«Tous nos parents sont riches», m'avait souvent dit Yves; «il n'y a que nous autres qui sommes pauvres.»
On me montra un de ces lits en forme d'armoire, à deux places, qui avait été préparé pour Yves et pour moi. Je devais habiter l'étagère supérieure, qui était garnie de gros draps de toile rousse bien propres et bien raides.
«Restez donc, monsieur; ils vont bientôt revenir de la ville.»
Mais non, je remerciai pour ce premier jour et je m'en allai.
À mi-chemin de Paimpol, nuit tombante, j'aperçus de loin un grand col bleu, dans une carriole qui s'en revenait bon train vers Plouherzel: la petite voiture de l'ami Jean ramenant Yves et sa mère. Je n'eus que le temps de me jeter derrière les buissons; s'ils m'avaient reconnu, il n'y aurait plus eu moyen de les quitter, bien certainement.
Il faisait tout à fait nuit quand j'arrivai à Paimpol, et les petites lanternes des rues étaient allumées. J'essayai de me mêler à cette foule qui s'agitait sur la place: c'était de ces marins qu'on appelle là des Islandais, qui s'exilent tous les étés, six mois durant, pour aller faire la grande pêche dangereuse dans les mers froides.
Aucun de ces hommes n'était seul. Ils circulaient en chantant par les rues avec des jeunes femmes au bras, des sœurs, des fiancés, des maîtresses. Et ces images de joie et de vie me donnaient le sentiment de mon isolement profond. Je marchais seul, moi, triste et inconnu d'eux tous, sous mon costume d'emprunt pareil au leur. On me dévisageait. «Qui est celui-là? Un marin d'ailleurs, à la recherche d'un navire? Nous ne l'avons jamais vu parmi nous.»
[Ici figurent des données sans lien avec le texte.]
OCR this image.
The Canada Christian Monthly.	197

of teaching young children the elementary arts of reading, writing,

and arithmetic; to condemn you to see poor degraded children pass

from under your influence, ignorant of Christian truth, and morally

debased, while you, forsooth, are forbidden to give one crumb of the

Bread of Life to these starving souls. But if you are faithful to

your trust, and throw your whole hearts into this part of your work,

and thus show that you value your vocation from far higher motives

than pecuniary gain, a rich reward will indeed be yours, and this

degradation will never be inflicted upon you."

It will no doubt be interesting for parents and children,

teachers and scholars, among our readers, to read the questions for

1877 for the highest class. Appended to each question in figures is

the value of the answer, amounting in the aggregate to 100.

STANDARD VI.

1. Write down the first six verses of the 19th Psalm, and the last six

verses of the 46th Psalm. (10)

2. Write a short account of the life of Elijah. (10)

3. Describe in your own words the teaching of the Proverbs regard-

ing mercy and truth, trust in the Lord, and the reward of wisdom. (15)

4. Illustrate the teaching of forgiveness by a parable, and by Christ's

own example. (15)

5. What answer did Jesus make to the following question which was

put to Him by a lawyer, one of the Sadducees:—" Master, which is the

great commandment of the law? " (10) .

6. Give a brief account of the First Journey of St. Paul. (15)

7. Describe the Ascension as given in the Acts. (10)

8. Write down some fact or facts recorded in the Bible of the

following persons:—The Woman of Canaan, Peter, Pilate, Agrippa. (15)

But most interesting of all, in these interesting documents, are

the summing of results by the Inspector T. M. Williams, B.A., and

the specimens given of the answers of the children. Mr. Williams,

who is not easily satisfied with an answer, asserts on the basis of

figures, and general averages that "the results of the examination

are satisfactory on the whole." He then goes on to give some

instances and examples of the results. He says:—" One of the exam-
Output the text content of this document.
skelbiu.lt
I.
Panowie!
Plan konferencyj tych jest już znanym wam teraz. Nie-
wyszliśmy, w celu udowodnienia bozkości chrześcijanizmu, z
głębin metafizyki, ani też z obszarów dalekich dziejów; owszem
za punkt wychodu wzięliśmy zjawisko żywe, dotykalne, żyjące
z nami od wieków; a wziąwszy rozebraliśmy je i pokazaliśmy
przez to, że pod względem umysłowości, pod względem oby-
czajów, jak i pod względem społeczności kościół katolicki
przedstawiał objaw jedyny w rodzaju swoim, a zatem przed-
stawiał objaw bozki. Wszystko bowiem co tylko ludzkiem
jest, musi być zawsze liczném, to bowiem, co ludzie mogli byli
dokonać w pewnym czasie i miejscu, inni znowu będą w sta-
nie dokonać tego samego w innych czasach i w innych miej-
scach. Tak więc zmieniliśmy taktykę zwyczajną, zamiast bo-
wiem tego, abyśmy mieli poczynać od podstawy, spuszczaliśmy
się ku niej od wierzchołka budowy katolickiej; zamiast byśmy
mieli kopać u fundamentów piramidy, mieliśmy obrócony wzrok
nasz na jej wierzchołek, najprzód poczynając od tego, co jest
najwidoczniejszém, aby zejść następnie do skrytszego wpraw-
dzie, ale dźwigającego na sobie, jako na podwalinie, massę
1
Je me sentais froid au cœur, et brusquement je repris le chemin de Plouherzel. Après tout, je ne les gênerais peut-être pas beaucoup, mes amis simples de là-bas, en allant un peu me réchauffer près d'eux.
J'avais oublié de dîner et je marchais d'un pas rapide, craignant d'arriver bien tard, de trouver là-bas la chaumière fermée et mes amis couchés.